Спросили Третьего. Он ничего не ответил. Тогда они прижались спинами друг к другу, подтянули колени к подбородку. Первый ни о чем не думал. Но мысли его сами собой покинули коробок со спичками и забрались теперь по соседству в пачку сигарет. Терпения не было. Сунул руку в карман, и вместе с сигаретой вылетели из пачки все его мысли. Потом достал спички. Чиркнул в ладонях. Затянулся. Ох, блаженство! Дым добрался до самых пяток... Еще разок... Ожил, словно протер глаза холодной водой. Потом через плечо протянул сигарету товарищу. Тот затянулся дна раза и сунул сигарету в землю, погасил. Такая у него была привычка. Бросал, не докурив до половины. Боялся подпалить усы. Не курильщик, а находка для собирателей окурков —разгуливай себе с палочкой, накалывай на гвоздик.
Третий, не поднимая головы, пробормотал:
— Напустили тут сладкого дыму.
— Мы думали, ты уснул.
— Вроде забылся немного. С женой говорил...
— Сказала, возвращайся обратно?
— Нет. Говорит, поняла. Все тебе опротивело, дышать стало нечем. Все тебя угнетало. Ко всему охладел. Натерпелся несправедливости, вот так! За что ни брался, все из рук уплывало. Как ни крути, надо было искать какой-то выход... Надо-то надо, но я-то в чем виновата? Кто заменит отца троим ребятам, которых прицепил ты к моему подолу? И потом, разве нельзя было сказать: я решил так, мол, и так. Неизвестность томит хуже горя. Не умею, мой милый, тебе объяснить...
Он говорил как во сне, невольно подражая голосу и тону своей жены:
— И еще скажи, что мне делать, если наша младшая дочка, увидев в газете чей-нибудь портрет, станет говорить: это мой папа?
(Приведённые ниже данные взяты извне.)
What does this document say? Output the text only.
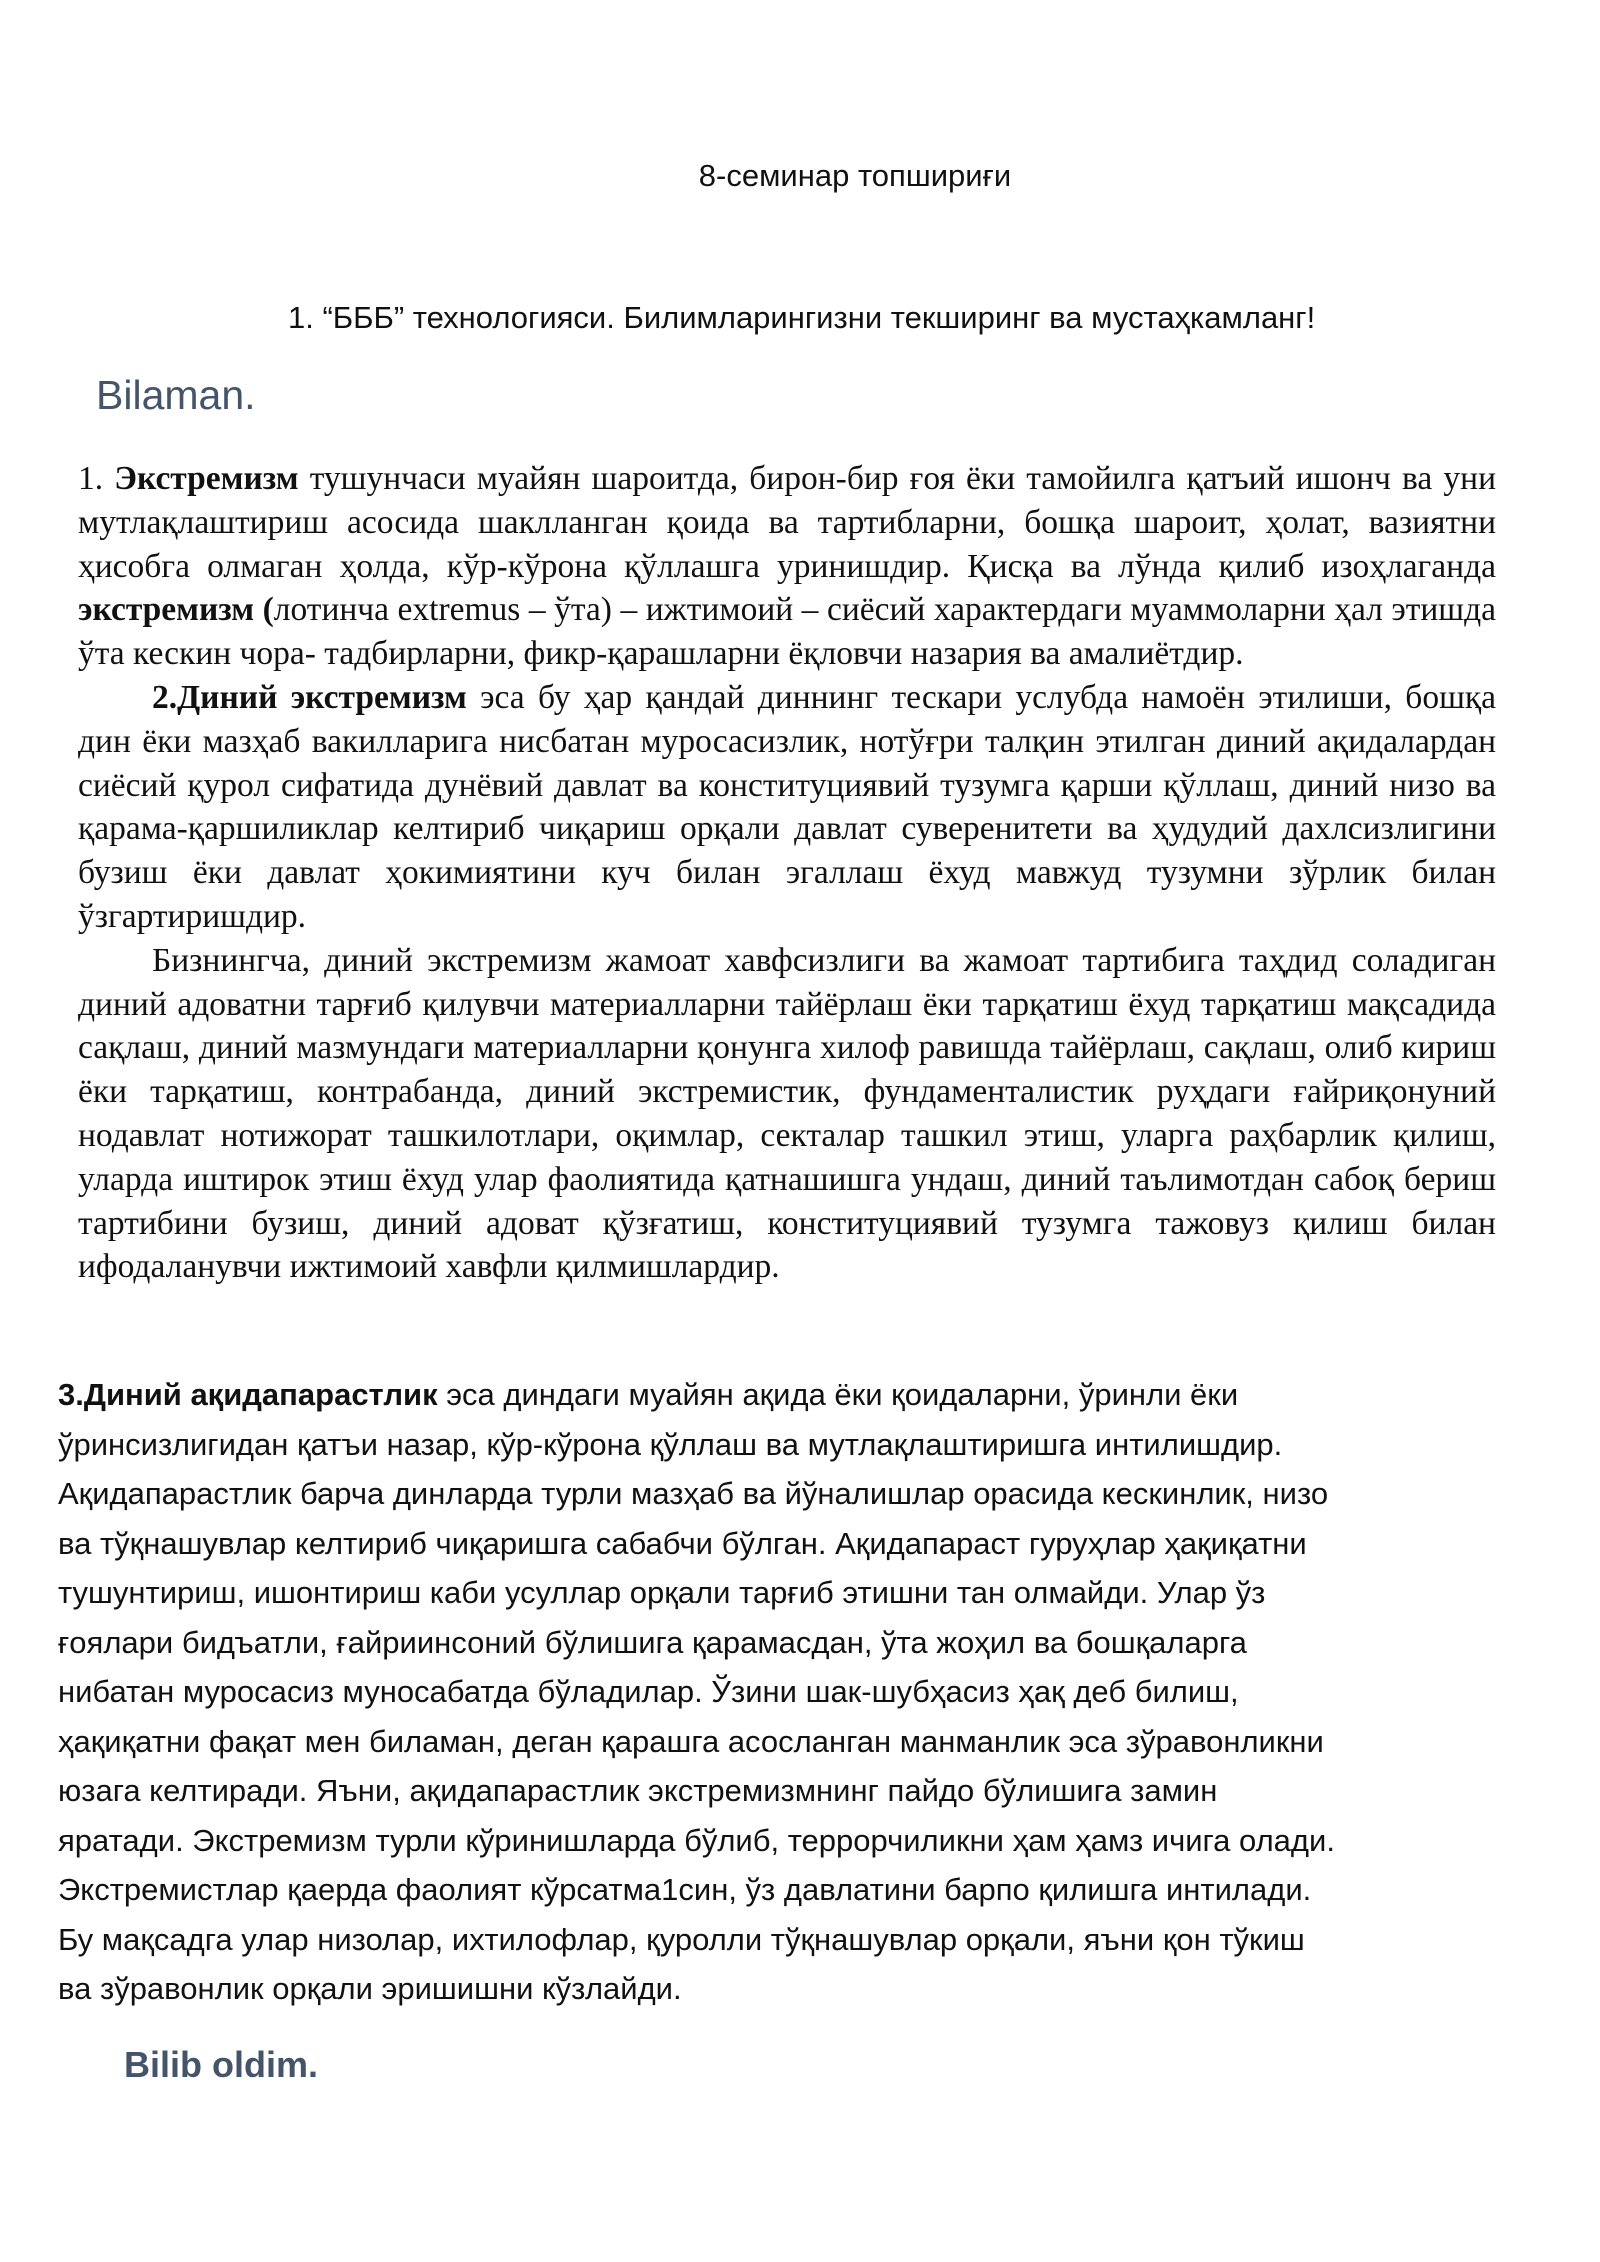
8-семинар топшириғи
1. “БББ” технологияси. Билимларингизни текширинг ва мустаҳкамланг!
Bilaman.

1. Экстремизм тушунчаси муайян шароитда, бирон-бир ғоя ёки тамойилга қатъий ишонч ва уни мутлақлаштириш асосида шаклланган қоида ва тартибларни, бошқа шароит, ҳолат, вазиятни ҳисобга олмаган ҳолда, кўр-кўрона қўллашга уринишдир. Қисқа ва лўнда қилиб изоҳлаганда экстремизм (лотинча extremus – ўта) – ижтимоий – сиёсий характердаги муаммоларни ҳал этишда ўта кескин чора- тадбирларни, фикр-қарашларни ёқловчи назария ва амалиётдир.

2.Диний экстремизм эса бу ҳар қандай диннинг тескари услубда намоён этилиши, бошқа дин ёки мазҳаб вакилларига нисбатан муросасизлик, нотўғри талқин этилган диний ақидалардан сиёсий қурол сифатида дунёвий давлат ва конституциявий тузумга қарши қўллаш, диний низо ва қарама-қаршиликлар келтириб чиқариш орқали давлат суверенитети ва ҳудудий дахлсизлигини бузиш ёки давлат ҳокимиятини куч билан эгаллаш ёхуд мавжуд тузумни зўрлик билан ўзгартиришдир.

Бизнингча, диний экстремизм жамоат хавфсизлиги ва жамоат тартибига таҳдид соладиган диний адоватни тарғиб қилувчи материалларни тайёрлаш ёки тарқатиш ёхуд тарқатиш мақсадида сақлаш, диний мазмундаги материалларни қонунга хилоф равишда тайёрлаш, сақлаш, олиб кириш ёки тарқатиш, контрабанда, диний экстремистик, фундаменталистик руҳдаги ғайриқонуний нодавлат нотижорат ташкилотлари, оқимлар, секталар ташкил этиш, уларга раҳбарлик қилиш, уларда иштирок этиш ёхуд улар фаолиятида қатнашишга ундаш, диний таълимотдан сабоқ бериш тартибини бузиш, диний адоват қўзғатиш, конституциявий тузумга тажовуз қилиш билан ифодаланувчи ижтимоий хавфли қилмишлардир.

3.Диний ақидапарастлик эса диндаги муайян ақида ёки қоидаларни, ўринли ёки
ўринсизлигидан қатъи назар, кўр-кўрона қўллаш ва мутлақлаштиришга интилишдир.
Ақидапарастлик барча динларда турли мазҳаб ва йўналишлар орасида кескинлик, низо
ва тўқнашувлар келтириб чиқаришга сабабчи бўлган. Ақидапараст гуруҳлар ҳақиқатни
тушунтириш, ишонтириш каби усуллар орқали тарғиб этишни тан олмайди. Улар ўз
ғоялари бидъатли, ғайриинсоний бўлишига қарамасдан, ўта жоҳил ва бошқаларга
нибатан муросасиз муносабатда бўладилар. Ўзини шак-шубҳасиз ҳақ деб билиш,
ҳақиқатни фақат мен биламан, деган қарашга асосланган манманлик эса зўравонликни
юзага келтиради. Яъни, ақидапарастлик экстремизмнинг пайдо бўлишига замин
яратади. Экстремизм турли кўринишларда бўлиб, террорчиликни ҳам ҳамз ичига олади.
Экстремистлар қаерда фаолият кўрсатма1син, ўз давлатини барпо қилишга интилади.
Бу мақсадга улар низолар, ихтилофлар, қуролли тўқнашувлар орқали, яъни қон тўкиш
ва зўравонлик орқали эришишни кўзлайди.

Bilib oldim.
Мне кажется, не выдержу я, умру...
Первый толкнул товарища в спину:
— Как хорошо, что мы не уснули.
— Я, слава богу, в своем уме! Моя жена не то что его. Стоит ей рот раскрыть, не оставит камня на камне ни от моей совести, ни от любви к родине...
— Видать, боялся ты своей жены.
— Нет, просто относился с уважением к ее придури!
— По мне, бог с ней, с женой, да и с сыном, а вот дочка... Скорей бы рассвело. Поглядел бы на карточку...
Третий сел:
— Когда рассветет, посмотрим прежде всего, где мы находимся. Куда забрели, куда попали?..
— В Болгарию.
— Погодите немного, услышим утренний эзан, тогда узнаем.
Третий мог сомневаться сколько угодно, никого это уже не трогало. Их четвертый спутник—страх—исчез: он отстал у пограничного камня. Он не был так храбр, чтобы вместе с ними, рискуя жизныо, предпочесть родине чужбину.
В этот миг, непонятно откуда, долетел до них звон: бом! Словно капля упала в воду, и волны пошли расширяющимися кругами, ударились о скалу и отозвались эхом.
— Слыхали? Что твой верблюжий колоколец.
— По-моему, это церковный колокол.
— Должно быть, деревня рядом. Тут сверху до них долетел крик:
— Эй мамката...
Они взглянули на Третьего. Круглые голубые глаза его сверкнули. Он бросился их обнимать:
— Не бойтесь, мы в Болгарии. — А что значит «мамката»?
— «Мать» значит. Ругается пастух.
— А после мамкаты, что он там промычал?
— Этого я не понял.
— Так-то ты знаешь по-болгарски!
— Мало вам? Я ведь сказал только, что родился в Делиормане, а не вырос там.
— А мы-то надеялись на твой болгарский язык.
— И надейтесь.
— Послушай, неужели делиорманские турки, кроме ругани, по-болгарски ничего не понимают?
— Хватит и лого. Делиорманские болгары по-турецки тоже только ругаться умеют да еще знают: «Селям!»
— Короче, сколько времени?
— Скоро пять. Второй поднялся.
— Ты куда собрался? В церковь?
— В церковь не в церковь, а вот поглядите: слева вроде что-то вырисовывается, похоже на двор. Пойду погляжу. Плетень или изгородь там, что ли...
— Браво. Вижу, ты теперь расхрабрился, без всякого страха можешь сходить по нужде.
— Могу и тебя захватить...
Второй удалился, что-то бормоча себе под нос. Его товарищи, сосчитав до ста, последовали за ним.
Заря осветила его лицо прежде, чем горизонт. Радостная весть заключалась в одном слове:
— Кладбище!
Потом он скрестил перед их носом два толстых, здоровых указательных пальца:
— И камни на нем вот такие... с крестами!
Еще до первых петухов они дошли до болгарской деревни и зашагали по главной улице между редкими одинокими домами. В некоторых окнах горел свет. Мамки и детки уже проснулись. Мужики, собираясь в поле, верно, начали подвязывать постолы. Но во дворах еще никто не показывался. В одном дворе встрепенулся на плетне петух, вытянул шею и хотел было закукарекать, но услышал шаги и повернул голову. Кукарекнул лишь разок-другой: «Чего, мол, этим троим не терпится—не успел я зорю сыграть, а они выскочили на улицу».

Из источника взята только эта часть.